Last month I blogged about the section in Bohart and Wade’s (2013) chapter that focused on client attachment. This month I focus on other factors like severity of distress and comorbidity, and level of motivation. Some authors argue that client factors predict 30% of variance in outcomes. That accounts for more of psychotherapy outcome than therapist effects and therapeutic techniques combined. Severity of symptoms of anxiety and depression and functional impairment caused by this distress leads to poorer client prognosis. Further, individuals with more severe symptoms need more sessions to show improvement. Some research shows that those with greater symptoms change more than those with fewer symptoms. However, even though those with higher levels of distress show the most change, they are less likely to achieve recovery in which they return to a normal level of functioning. In most cases, clients with comorbid problems are less likely to do well. For example, comorbidity for personality disorder or substance abuse negatively impact outcome. Client motivation is also related to psychotherapy outcomes. Motivation can be internal (those that arise from the individual’s intrinsic interests or values) or external (those that arise from external rewards or punishments). Generally, internal motives (i.e., greater readiness to change) are better predictors of sustained behaviour change. The stages of change model describes readiness to change as occurring in progressive stages that include: (1) precontemplation, in which clients are not internally motivated; (2) contemplation in which clients move to the next stage where they recognize a problem but are not ready to take action; and (3) preparation for action in which clients are more internally motivated to change. The next two stages of the model do not speak to motivation but to action and maintenance of change. Norcross looked at clients’ readiness to change prior to therapy and its relationship to outcome. Greater readiness to change was moderately and significantly associated with better treatment outcomes.
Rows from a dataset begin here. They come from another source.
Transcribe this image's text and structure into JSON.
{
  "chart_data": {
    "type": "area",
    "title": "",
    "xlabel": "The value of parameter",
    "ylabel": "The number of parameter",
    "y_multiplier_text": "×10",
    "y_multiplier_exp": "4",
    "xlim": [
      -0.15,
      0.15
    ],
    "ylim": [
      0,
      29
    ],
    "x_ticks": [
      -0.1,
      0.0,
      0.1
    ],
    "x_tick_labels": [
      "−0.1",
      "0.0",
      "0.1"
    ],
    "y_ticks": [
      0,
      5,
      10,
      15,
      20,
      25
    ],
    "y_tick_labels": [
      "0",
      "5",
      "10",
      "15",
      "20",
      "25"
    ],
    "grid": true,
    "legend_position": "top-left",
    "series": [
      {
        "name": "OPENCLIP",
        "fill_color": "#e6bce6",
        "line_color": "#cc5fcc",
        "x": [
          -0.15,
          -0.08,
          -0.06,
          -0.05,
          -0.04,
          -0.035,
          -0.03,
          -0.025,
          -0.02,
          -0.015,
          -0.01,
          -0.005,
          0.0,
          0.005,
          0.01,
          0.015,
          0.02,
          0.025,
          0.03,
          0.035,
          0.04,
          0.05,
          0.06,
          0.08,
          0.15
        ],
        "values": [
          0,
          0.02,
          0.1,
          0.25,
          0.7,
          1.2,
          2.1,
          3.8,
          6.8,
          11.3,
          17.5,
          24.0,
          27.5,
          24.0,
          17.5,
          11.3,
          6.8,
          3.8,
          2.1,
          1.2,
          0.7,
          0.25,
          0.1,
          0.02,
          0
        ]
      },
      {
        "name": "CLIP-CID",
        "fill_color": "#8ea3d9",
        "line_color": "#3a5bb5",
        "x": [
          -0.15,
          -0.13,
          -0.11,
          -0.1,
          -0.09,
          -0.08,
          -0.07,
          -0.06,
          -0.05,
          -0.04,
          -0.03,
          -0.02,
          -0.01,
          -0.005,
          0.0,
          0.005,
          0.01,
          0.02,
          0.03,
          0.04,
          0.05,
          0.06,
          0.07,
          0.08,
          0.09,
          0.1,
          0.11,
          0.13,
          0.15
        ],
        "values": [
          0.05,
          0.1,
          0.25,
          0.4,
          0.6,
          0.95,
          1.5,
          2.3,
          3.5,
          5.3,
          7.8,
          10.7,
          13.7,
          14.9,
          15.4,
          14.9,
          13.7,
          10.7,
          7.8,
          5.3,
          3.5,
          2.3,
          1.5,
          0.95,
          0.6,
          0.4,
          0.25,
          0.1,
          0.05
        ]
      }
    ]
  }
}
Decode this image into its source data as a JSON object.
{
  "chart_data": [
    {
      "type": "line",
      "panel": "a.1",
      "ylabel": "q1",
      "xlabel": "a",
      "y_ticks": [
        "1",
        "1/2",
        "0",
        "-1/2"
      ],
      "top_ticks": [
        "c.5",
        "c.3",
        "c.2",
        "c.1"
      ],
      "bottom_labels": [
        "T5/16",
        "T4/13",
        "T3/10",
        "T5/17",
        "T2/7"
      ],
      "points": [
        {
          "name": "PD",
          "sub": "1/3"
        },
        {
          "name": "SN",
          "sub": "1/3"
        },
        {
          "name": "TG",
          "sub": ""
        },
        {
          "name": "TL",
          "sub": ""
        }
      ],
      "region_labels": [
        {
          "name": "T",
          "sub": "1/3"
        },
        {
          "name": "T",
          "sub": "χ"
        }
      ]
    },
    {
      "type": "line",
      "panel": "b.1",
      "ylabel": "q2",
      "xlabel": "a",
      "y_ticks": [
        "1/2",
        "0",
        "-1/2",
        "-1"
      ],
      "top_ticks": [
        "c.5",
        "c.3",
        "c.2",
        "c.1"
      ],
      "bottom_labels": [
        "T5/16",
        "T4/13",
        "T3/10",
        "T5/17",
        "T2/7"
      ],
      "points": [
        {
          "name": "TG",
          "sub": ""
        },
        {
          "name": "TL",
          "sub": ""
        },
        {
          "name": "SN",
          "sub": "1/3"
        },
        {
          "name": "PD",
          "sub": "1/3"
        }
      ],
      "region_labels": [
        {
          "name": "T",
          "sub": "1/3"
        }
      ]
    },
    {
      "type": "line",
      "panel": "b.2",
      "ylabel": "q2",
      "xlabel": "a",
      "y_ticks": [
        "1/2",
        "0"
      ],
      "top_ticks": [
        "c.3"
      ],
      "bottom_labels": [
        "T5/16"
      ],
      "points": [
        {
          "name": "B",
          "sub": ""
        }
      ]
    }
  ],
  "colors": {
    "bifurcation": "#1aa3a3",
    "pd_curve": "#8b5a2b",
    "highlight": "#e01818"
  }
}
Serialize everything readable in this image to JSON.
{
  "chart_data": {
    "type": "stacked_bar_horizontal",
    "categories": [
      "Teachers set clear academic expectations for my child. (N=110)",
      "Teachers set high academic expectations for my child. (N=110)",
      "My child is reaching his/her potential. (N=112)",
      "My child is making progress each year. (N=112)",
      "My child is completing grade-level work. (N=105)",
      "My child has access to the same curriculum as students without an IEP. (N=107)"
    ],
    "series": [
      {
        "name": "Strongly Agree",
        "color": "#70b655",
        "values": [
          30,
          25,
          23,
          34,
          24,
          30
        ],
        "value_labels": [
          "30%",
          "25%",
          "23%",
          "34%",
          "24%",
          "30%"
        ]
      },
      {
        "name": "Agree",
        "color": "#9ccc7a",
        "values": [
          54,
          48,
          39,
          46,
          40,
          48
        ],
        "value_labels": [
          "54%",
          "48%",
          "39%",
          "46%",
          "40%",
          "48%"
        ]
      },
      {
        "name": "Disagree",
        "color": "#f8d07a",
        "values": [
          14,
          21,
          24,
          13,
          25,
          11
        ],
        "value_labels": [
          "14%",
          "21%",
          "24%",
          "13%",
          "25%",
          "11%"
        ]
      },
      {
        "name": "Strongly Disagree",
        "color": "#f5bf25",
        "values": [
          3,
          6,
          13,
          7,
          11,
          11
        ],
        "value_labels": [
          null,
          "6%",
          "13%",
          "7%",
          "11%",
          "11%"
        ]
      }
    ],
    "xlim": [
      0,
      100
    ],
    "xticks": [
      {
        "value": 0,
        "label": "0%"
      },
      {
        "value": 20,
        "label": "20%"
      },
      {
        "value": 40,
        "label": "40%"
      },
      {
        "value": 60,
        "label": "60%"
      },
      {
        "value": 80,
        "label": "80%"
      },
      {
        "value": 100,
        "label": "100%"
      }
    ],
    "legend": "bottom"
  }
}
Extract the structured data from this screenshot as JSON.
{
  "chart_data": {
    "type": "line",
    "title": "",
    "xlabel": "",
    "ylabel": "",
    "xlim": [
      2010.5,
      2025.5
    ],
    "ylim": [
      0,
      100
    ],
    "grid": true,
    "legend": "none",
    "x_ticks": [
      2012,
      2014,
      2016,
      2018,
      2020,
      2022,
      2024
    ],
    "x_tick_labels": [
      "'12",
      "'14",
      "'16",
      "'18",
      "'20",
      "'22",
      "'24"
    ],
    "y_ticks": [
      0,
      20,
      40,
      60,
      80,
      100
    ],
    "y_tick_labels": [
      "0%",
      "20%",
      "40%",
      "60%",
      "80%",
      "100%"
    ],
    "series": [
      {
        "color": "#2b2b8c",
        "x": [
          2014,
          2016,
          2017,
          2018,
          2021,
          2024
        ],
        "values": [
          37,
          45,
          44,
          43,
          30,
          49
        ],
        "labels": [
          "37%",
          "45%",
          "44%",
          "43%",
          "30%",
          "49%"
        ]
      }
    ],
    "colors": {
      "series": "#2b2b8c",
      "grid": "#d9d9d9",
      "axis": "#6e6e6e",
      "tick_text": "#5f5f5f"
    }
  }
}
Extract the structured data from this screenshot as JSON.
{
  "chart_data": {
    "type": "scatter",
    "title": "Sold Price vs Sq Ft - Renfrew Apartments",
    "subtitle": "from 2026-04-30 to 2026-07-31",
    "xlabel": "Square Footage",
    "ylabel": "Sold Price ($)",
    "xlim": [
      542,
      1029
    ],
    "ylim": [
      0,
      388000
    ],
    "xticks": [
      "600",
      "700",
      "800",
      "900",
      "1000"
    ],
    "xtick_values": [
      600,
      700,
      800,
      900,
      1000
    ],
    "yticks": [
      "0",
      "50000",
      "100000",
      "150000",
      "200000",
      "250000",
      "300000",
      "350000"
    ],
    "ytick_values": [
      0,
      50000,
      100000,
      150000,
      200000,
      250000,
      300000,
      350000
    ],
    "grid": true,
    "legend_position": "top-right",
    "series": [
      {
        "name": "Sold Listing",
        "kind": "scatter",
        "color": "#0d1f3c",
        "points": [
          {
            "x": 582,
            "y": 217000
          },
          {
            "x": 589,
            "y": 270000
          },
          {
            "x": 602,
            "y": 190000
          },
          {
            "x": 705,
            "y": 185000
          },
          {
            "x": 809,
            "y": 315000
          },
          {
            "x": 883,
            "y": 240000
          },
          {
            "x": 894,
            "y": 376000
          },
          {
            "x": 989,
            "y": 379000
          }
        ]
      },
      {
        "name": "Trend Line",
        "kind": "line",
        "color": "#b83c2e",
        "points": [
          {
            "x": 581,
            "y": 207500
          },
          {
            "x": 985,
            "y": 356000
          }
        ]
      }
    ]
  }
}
The results on severity and comorbidity suggest that providers and policy makers must consider increasing the number of treatment sessions to take into account clients who have greater initial severity and comorbidities, especially for those with comorbid personality disorders. Results related to motivation indicate that when client motivation to work in therapy comes from within and they show progress in their readiness to change, they are more likely to do well. Therapists need to find ways of mobilizing clients’ internal reasons for change. Motivational interviewing may be one means of doing so.